His gaze shifts to me. “You killed him.”
“Yes.”
The memory of Matteo trying to deny what he did and pleading comes back. He had one chance to speak. He used it wrongly, that was enough.
“He was loyal.”
“He was compromised.” I lean back.
“He was mine,” my father corrects.
“Until he decided he didn’t want to be. That was the problem.” matteo was overconfident or stupid. Either way, he wasn't going to make it after what he did.
His eyes narrow. “You think loyalty is a weakness now?”
“I think misplaced loyalty is deadly.”
Matteo tried to be smart. He talked when he shouldn’t have. That’s all it takes.
“He held his ground for years,” my father says.
“Men like that get comfortable," I tell him. “And they tend to want what they shouldn’t.”
We both don't speak.
“How dare you make that decision without asking first?” he asks.
“I don’t need to, I'm in charge now, and I know what's best.”
His jaw tightens slightly. “That’s where you’re wrong,” he coughs, looking flushed with refrained anger. “You invest in your people. You build loyalty so they don’t break in the first place.”
“You didn’t build loyalty,” I say. “You demanded it.”
His eyes snaps up. “I gave them everything. "
“Look where it got you,” I reply. “That wasn’t enough for him.”
“You’re wasting potential,” he says. “You could be unstoppable if you stopped pretending you’re different from me.”
I ease back into the chair. “I am eradicating pretentious waste.”
He closes his eyes. After a moment, he opens them. “Your arrogance won’t get you far.”
“I won’t end up like you, that's why I don't give second chances," I say.
Something flashes in his eyes.
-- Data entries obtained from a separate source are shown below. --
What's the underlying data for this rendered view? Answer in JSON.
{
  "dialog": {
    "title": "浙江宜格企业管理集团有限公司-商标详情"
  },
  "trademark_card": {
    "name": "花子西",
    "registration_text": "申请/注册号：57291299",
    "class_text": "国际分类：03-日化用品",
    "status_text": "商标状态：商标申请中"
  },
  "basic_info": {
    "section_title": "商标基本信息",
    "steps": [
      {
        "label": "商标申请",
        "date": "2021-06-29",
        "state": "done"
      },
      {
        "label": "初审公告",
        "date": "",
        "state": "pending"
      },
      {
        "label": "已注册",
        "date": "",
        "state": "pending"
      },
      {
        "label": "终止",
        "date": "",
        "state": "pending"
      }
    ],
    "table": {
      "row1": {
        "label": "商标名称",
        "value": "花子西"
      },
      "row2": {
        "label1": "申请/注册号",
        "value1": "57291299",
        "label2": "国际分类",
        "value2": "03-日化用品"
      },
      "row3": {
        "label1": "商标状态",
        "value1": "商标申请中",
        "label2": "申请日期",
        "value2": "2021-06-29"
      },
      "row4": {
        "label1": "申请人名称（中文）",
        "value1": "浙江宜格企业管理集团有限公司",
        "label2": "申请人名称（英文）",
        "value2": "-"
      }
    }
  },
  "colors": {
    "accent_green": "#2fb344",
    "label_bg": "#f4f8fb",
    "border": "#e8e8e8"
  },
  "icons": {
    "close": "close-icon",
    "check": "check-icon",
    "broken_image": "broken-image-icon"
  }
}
His hand trembles slightly as he reaches for the oxygen mask and places it back over his face. The machine adjusts with a soft hiss.
He looks at me through the plastic, eyes still sharp. “Don’t disappoint me,” he says, the words muffled.
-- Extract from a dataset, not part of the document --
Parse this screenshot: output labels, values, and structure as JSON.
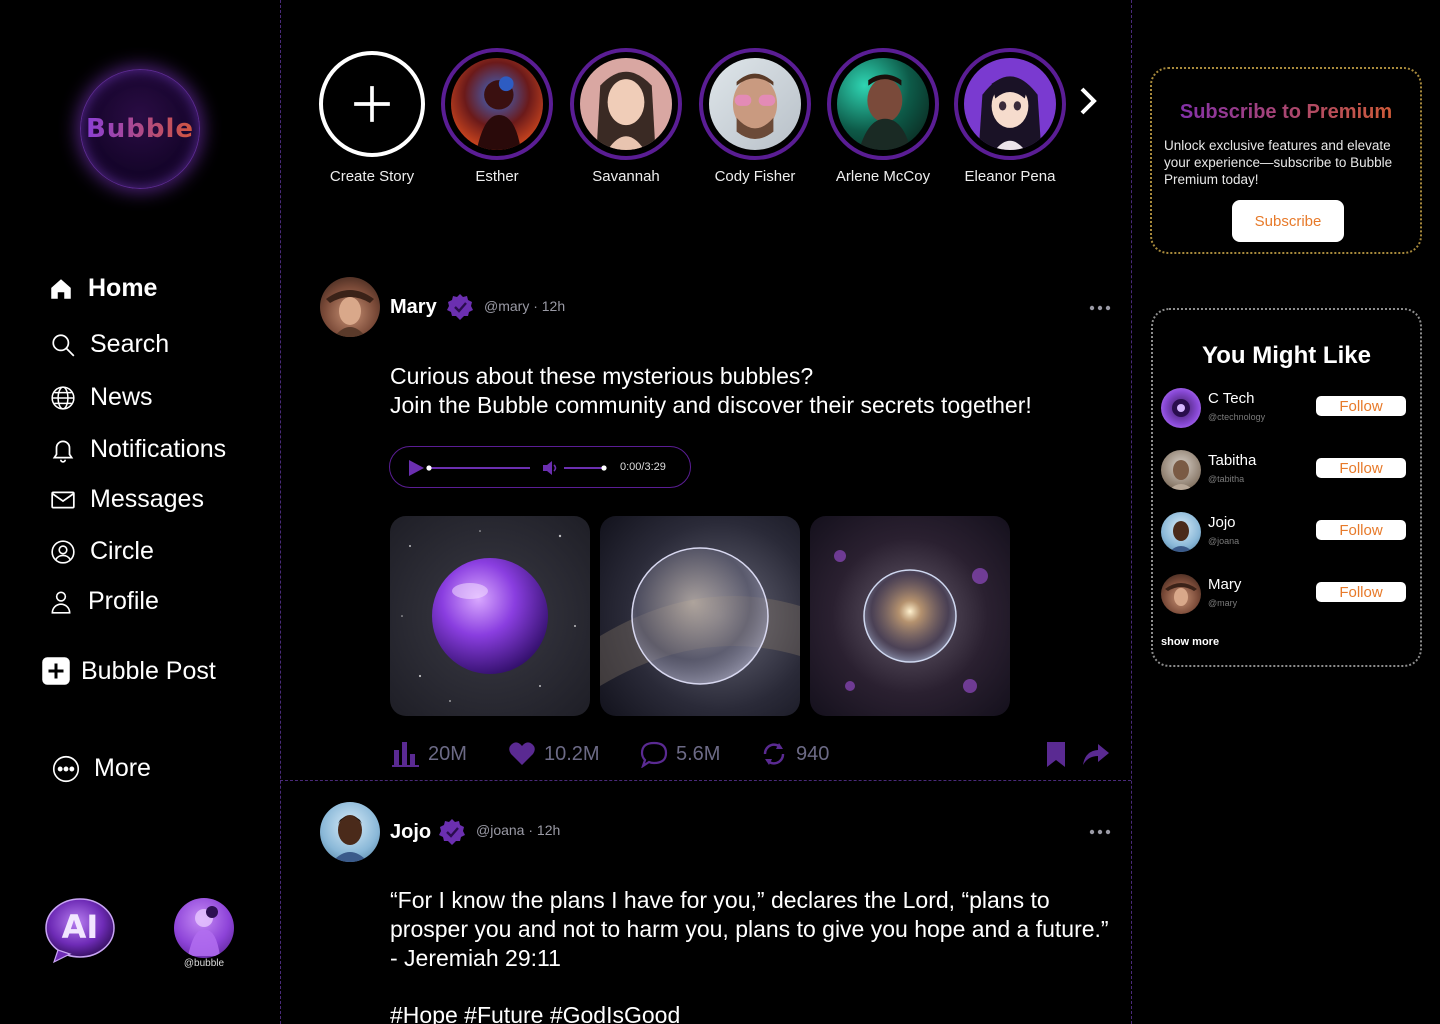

I stand, “That’s one thing you can count on.” I don’t wait for his response. I straighten my jacket and walk toward the door. Outside, the guards immediately return to their rigid positions.
Viktor falls into step beside me as we head toward the elevator. We’re halfway down the hallway when his phone buzzes, he pulls it from his pocket and glances at the screen.
His expression changes. “Boss,” he says quietly.
I stop walking. “What is it?”
Viktor hesitates before spilling “Erdo is back.”
The elevator doors slide open behind us. But neither of us moves.